A présent, elle était de retour chez son frère où l’on observait le deuil avec dignité et sobriété, comme s’il n’existait pas d’autres morts au monde et qu’il n’y eût rien à faire à part broder, écrire des lettres et apporter sa contribution discrète aux bonnes œuvres. Et, bien sûr, obéir aux ordres pontifiants de Charles qui leur dictait en permanence quoi faire, quand et comment. C’en était presque insupportable. Elle avait l’impression d’être un zombie. Elle qui avait pris l’habitude d’exercer son autorité, de décider, d’être au cœur de l’action, même exténuée, profondément insatisfaite, partagée entre la colère et la pitié, travaillant nuit et jour.

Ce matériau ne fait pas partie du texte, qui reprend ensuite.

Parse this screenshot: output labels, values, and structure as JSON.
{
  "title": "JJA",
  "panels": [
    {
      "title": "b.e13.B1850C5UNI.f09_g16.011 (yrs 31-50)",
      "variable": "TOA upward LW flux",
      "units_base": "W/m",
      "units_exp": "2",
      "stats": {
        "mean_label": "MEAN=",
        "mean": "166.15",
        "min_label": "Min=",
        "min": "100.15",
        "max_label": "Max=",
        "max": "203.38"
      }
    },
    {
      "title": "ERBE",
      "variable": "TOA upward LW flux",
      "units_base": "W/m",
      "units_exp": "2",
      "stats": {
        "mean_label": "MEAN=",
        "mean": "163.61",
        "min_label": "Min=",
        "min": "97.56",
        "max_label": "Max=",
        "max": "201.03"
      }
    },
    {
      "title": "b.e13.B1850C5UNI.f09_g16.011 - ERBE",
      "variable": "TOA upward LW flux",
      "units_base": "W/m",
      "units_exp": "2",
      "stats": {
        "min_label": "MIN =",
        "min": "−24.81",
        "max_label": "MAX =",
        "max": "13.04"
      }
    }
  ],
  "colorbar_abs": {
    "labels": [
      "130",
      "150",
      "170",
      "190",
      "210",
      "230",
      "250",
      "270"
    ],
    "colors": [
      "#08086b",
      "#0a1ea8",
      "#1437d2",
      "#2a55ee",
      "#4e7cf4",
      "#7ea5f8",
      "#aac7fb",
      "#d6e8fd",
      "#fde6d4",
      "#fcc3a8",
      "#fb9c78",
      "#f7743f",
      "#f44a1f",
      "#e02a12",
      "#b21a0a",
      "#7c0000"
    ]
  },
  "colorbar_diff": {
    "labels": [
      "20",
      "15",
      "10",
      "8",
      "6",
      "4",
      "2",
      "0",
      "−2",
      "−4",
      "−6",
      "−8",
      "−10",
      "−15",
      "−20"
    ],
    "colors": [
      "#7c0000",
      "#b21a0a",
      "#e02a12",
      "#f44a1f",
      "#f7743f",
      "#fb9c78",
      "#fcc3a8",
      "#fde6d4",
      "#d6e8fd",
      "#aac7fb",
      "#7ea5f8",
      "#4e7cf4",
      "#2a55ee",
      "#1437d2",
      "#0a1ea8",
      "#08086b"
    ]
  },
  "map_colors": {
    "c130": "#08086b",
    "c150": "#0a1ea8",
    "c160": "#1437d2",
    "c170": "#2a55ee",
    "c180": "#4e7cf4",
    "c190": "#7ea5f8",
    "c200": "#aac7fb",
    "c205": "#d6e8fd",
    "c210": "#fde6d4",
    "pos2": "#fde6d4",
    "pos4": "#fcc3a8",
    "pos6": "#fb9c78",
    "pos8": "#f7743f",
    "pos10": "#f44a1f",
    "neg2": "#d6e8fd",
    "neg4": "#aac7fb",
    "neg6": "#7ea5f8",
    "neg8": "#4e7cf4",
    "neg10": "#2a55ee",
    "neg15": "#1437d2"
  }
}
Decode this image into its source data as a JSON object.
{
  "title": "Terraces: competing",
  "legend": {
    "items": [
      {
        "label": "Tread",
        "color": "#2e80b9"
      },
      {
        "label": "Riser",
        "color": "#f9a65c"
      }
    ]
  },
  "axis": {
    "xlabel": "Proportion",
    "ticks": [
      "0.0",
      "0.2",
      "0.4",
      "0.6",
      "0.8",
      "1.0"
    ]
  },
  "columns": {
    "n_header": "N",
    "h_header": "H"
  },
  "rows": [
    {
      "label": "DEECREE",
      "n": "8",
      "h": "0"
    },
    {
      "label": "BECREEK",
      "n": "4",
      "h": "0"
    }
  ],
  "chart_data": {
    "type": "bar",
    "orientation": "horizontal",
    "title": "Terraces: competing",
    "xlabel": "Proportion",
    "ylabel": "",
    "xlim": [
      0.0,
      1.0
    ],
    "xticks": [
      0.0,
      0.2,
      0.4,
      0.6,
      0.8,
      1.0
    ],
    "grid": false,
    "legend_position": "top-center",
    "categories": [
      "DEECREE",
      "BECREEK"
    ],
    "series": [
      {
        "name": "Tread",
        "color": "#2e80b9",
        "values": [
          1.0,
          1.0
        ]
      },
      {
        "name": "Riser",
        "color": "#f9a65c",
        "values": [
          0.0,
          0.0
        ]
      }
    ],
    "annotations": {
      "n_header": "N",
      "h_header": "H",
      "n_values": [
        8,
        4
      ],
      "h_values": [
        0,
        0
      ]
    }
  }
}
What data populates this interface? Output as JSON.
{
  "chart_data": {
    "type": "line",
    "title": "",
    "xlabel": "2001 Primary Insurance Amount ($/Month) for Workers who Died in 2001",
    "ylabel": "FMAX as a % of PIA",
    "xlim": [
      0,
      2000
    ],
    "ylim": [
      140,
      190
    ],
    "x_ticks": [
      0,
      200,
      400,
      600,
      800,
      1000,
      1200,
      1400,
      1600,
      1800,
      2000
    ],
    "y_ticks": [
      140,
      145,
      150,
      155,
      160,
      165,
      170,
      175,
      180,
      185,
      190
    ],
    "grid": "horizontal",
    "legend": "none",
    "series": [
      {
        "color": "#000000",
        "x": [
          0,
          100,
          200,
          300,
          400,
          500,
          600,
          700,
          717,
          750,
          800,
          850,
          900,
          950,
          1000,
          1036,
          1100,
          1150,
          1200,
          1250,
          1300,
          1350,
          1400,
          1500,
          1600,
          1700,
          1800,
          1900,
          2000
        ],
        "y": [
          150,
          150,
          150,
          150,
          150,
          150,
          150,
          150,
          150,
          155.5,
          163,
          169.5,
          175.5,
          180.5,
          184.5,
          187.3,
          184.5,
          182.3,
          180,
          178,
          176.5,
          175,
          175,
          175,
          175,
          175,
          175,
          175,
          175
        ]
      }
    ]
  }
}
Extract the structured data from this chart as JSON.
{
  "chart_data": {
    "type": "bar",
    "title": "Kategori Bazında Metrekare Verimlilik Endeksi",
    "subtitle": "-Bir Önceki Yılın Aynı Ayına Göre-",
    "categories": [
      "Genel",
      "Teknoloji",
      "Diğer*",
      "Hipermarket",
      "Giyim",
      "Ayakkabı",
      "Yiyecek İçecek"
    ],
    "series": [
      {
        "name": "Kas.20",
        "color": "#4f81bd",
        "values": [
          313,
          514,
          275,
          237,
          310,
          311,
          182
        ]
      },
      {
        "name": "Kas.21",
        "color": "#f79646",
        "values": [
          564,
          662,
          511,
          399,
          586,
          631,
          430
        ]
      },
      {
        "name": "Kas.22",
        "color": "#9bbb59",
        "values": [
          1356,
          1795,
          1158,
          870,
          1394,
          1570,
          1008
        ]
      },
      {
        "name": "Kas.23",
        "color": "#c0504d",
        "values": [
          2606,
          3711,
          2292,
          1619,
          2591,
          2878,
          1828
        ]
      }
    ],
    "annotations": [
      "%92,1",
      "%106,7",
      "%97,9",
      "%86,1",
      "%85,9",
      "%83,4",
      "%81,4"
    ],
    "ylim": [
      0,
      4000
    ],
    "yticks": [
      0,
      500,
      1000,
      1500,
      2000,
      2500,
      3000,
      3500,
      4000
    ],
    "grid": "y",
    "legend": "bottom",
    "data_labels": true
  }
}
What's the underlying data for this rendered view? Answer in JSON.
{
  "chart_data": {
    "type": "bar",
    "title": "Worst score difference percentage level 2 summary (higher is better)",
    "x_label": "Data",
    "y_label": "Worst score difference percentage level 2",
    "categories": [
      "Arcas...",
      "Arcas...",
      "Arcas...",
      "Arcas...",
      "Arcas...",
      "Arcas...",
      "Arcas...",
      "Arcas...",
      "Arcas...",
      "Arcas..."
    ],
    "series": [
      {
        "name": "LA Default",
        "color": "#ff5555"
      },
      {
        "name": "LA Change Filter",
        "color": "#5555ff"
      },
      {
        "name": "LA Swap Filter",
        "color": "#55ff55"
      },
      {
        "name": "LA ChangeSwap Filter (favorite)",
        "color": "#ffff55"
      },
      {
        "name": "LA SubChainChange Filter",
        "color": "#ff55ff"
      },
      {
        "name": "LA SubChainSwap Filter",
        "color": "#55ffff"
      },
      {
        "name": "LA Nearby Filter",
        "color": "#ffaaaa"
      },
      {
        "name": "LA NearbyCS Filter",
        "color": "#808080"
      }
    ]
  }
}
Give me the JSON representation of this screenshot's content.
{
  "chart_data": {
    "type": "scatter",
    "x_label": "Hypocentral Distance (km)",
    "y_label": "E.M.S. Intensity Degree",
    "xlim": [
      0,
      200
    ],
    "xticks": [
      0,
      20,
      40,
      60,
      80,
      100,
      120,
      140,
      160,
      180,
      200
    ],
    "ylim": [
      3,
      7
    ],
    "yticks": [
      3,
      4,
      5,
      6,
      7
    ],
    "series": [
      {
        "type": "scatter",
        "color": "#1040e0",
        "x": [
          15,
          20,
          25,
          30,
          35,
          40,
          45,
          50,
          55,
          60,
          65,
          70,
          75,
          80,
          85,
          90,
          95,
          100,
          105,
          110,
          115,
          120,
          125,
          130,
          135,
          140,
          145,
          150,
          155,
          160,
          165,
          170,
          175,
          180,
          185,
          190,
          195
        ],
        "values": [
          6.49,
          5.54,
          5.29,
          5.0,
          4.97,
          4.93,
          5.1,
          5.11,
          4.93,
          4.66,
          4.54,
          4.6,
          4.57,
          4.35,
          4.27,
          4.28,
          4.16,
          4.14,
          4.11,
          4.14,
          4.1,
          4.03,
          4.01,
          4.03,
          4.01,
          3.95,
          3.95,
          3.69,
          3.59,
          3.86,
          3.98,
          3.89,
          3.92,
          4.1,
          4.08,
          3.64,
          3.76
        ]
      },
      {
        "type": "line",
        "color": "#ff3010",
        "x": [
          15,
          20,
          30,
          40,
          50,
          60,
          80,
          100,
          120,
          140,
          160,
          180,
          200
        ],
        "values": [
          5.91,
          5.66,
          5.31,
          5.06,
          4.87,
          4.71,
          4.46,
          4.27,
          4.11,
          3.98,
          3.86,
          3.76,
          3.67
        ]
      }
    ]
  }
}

Charles devenait fou, incapable de la comprendre, d’appréhender la métamorphose de la jeune fille ombrageuse et cérébrale qu’il avait connue ; il ne voyait pas non plus quel homme respectable pourrait la demander en mariage. L’idée qu’elle passe le reste de sa vie sous son toit le rendait positivement malade.
Cette perspective ne souriait pas davantage à Hester, bien décidée à réagir. Tant qu’Imogen aurait besoin d’elle, elle serait là ; après quoi, elle envisagerait son avenir et les possibilités qui s’offraient à elle.
Assise aux côtés de sa belle-sœur tandis qu’ils traversaient en brinquebalant la ville au crépuscule, elle eut la conviction qu’Imogen leur cachait la cause de ses tourments, à elle et à Charles, déterminée à en porter le poids toute seule. C’était plus qu’un simple chagrin ; son trouble ne touchait pas seulement au passé, mais aussi au futur.